Isn’t it simply brilliant to think to come at a result through how we want to feel while in the process, throughout its pursuit? Not just at the assumed end of the journey, when you’ve gotten what you have been wanting but all along it too, because how you feel throughout every moment of it is equally important?

Yeah, yeah… we’ve seen the whole “the joy is in the journey” spiel, but funnelling it down to how you want to feel throughout the journey is different from deriving joy from the journey in some indefinite, abstract, way, despite the journey oftentimes bucking you in the head many times over for good measure. It’s almost antithetical, that way of looking – like testing to see how many times can you be smacked over the head and still get up with a smile.

I’ve mentioned before how much of a self-help queen I’ve been throughout my life. I mean we might as well make the best of it while we are here, and there is always room for new learning (even Einstein said so : “The more I learn, the more I realize how much I don’t know”).

I find that through this adjusted perspective I come to know myself a little better. I pay more attention – to myself, to others. Awareness seeps outward like an ink stain on a white shirt, and with it a sense of joy, too. We all desire joy, happiness. It is what drives us onward to seek it out, and yet the ways in which we come to feel it are vastly different. The more insight we can have into that unfolding, the better.

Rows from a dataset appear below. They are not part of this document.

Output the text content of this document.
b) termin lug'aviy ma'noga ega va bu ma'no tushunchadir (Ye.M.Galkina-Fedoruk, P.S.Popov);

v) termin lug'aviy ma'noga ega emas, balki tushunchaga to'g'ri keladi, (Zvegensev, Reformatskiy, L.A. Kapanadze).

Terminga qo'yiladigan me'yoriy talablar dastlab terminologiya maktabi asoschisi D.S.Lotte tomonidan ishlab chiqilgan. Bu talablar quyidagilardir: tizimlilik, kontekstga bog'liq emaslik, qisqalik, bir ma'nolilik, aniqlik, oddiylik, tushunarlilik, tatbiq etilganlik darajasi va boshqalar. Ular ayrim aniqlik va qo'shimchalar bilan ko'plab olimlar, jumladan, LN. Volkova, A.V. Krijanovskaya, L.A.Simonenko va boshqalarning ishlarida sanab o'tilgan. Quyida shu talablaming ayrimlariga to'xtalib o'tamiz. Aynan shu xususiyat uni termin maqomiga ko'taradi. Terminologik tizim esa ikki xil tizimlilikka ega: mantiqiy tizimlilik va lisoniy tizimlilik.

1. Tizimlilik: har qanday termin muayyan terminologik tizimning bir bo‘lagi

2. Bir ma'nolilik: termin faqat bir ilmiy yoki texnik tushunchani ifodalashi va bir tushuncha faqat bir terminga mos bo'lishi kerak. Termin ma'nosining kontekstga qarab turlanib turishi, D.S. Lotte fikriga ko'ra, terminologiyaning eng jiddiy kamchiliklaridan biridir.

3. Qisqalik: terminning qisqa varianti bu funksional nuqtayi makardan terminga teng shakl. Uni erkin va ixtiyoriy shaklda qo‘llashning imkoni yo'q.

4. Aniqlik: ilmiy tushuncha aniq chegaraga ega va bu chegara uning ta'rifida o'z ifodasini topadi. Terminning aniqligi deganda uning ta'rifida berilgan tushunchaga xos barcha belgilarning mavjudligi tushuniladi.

I think about the conversations I could have had with former lovers about desires, which might have led to different choices by virtue of the clarity that this process enables. Well, assuming people engage with the line of inquiry… that engagement or lack of it speaks volumes anyway.

I ponder why it is so difficult for people to communicate on a deeper level. Are we just afraid of risking vulnerability or is it something else? Are we afraid to really delve that deeply into ourselves? Or are we just afraid of what we might find there, much less admitting it to another? Or is it fact that once we see something, whatever it is, we can no longer deny it, and something must be done about it. We must deal with our desires. Maybe we are not equipped to deal with them all. The thing about desires, though, is that when you dig down deep enough, they become simple. It is how we pursue fulfilling them that complicates things, sometimes.

I’m pretty sure my core desires haven’t changed much over the years, only the ways in which I go about filling them. Or perhaps rather in how I’ve come to define them. I’ve come a long way there too, I think. It makes me happy to know that – to really feel it. I suppose it would be easy considering I have only myself to contend with, and that it’s impossible to be externally influenced if one is not sharing one’s life with another. And yet I’d like to think that I’ve become self-aware enough that even if another person were to come into my periphery that I would remain consistent – true to the desires I wish to attend to at my core. I hope so, anyway.

I fully resonate with the sayings that acknowledge that knowing oneself is the greatest freedom, or wisdom. It empowers you to make choices. Any other way would mean that the choices you make end up ruling you, cutting off your freedom to make any due to their very involuntary nature.

Desire has been given such a bad rap. It’s become a dirty word, not because of the more visceral aspects it suggests, the sexual connotations. Rather, because of the complexity of dealing with the underlying urges that push us to act out of our place of desire, it has become something to subjugate or annihilate – it’s supposedly the beast that must be slain, a thing that while alive will always risk injury to self or others. I think perhaps unexamined desire is that way, but when investigated and not left to fester and morph into something horribly formidable, it serves our higher purpose. It becomes our ally. It moves us to create.